Integrating managed tiered checkpointing in your coaching scripts is simple, with just some strains of code, offering quick entry to classy checkpoint administration with out requiring deep engineering experience.
For extra info on how managed tiered checkpointing works, find out how to set it up, and different particulars, consult with HyperPod managed tier checkpointing.
In regards to the authors
Paulo Aragao is a Principal WorldWide Options Architect centered on Generative AI on the Specialist Organisation on AWS. He helps Enterprises and Startups to construct their Basis Fashions technique and innovate sooner by leveraging his in depth information on Excessive Perfomance Computing and Machine Studying. A very long time bass participant, and pure born rock fan, Paulo enjoys spending time travelling together with his household, scuba diving, and enjoying actual time technique and role-playing video games.
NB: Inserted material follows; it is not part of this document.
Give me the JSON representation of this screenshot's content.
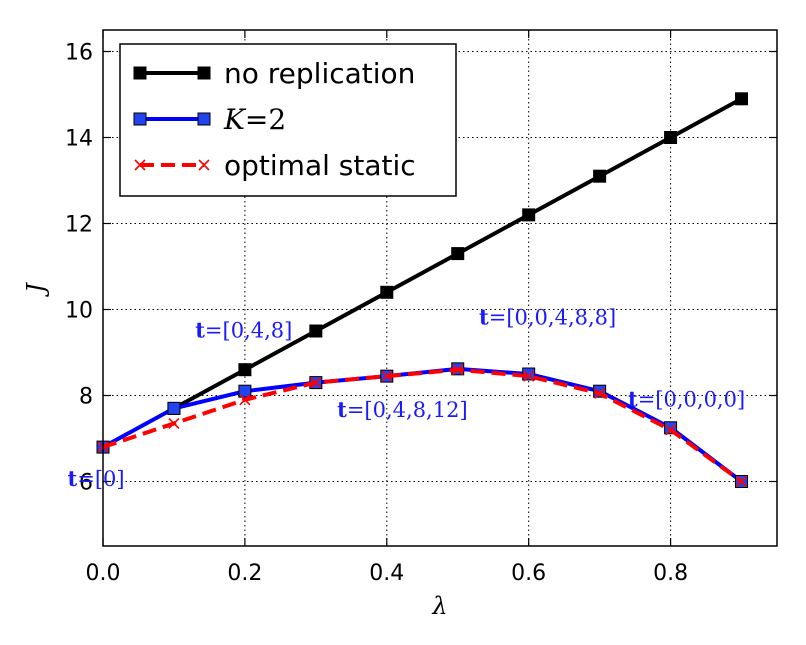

Kunal Jha is a Principal Product Supervisor at AWS. He’s centered on constructing Amazon SageMaker Hyperpod because the best-in-class alternative for Generative AI mannequin’s coaching and inference. In his spare time, Kunal enjoys snowboarding and exploring the Pacific Northwest.
Mandar Kulkarni is a Software program Growth Engineer II at AWS, the place he works on Amazon SageMaker. He makes a speciality of constructing scalable and performant machine studying libraries and infrastructure options, significantly specializing in SageMaker HyperPod. His technical pursuits span machine studying, synthetic intelligence, distributed programs and utility safety. When not architecting ML options, Mandar enjoys mountain climbing, training Indian classical music, sports activities, and spending high quality time together with his younger household.
Vinay Devadiga is a Software program Growth Engineer II at AWS with a deep ardour for synthetic intelligence and cloud computing. He focuses on constructing scalable, high-performance programs that allow the ability of AI and machine studying to resolve complicated issues.Vinay enjoys staying on the forefront of expertise, constantly studying, and making use of new developments to drive innovation. Outdoors of labor, he likes enjoying sports activities and spending high quality time together with his household.
Vivek Maran is a Software program Engineer at AWS. He presently works on the event of Amazon SageMaker HyperPod, a resilient platform for giant scale distributed coaching and inference. His pursuits embrace massive scale distributed programs, community programs, and synthetic intelligence. Outdoors of labor, he enjoys music, operating, and retaining updated with enterprise & expertise tendencies.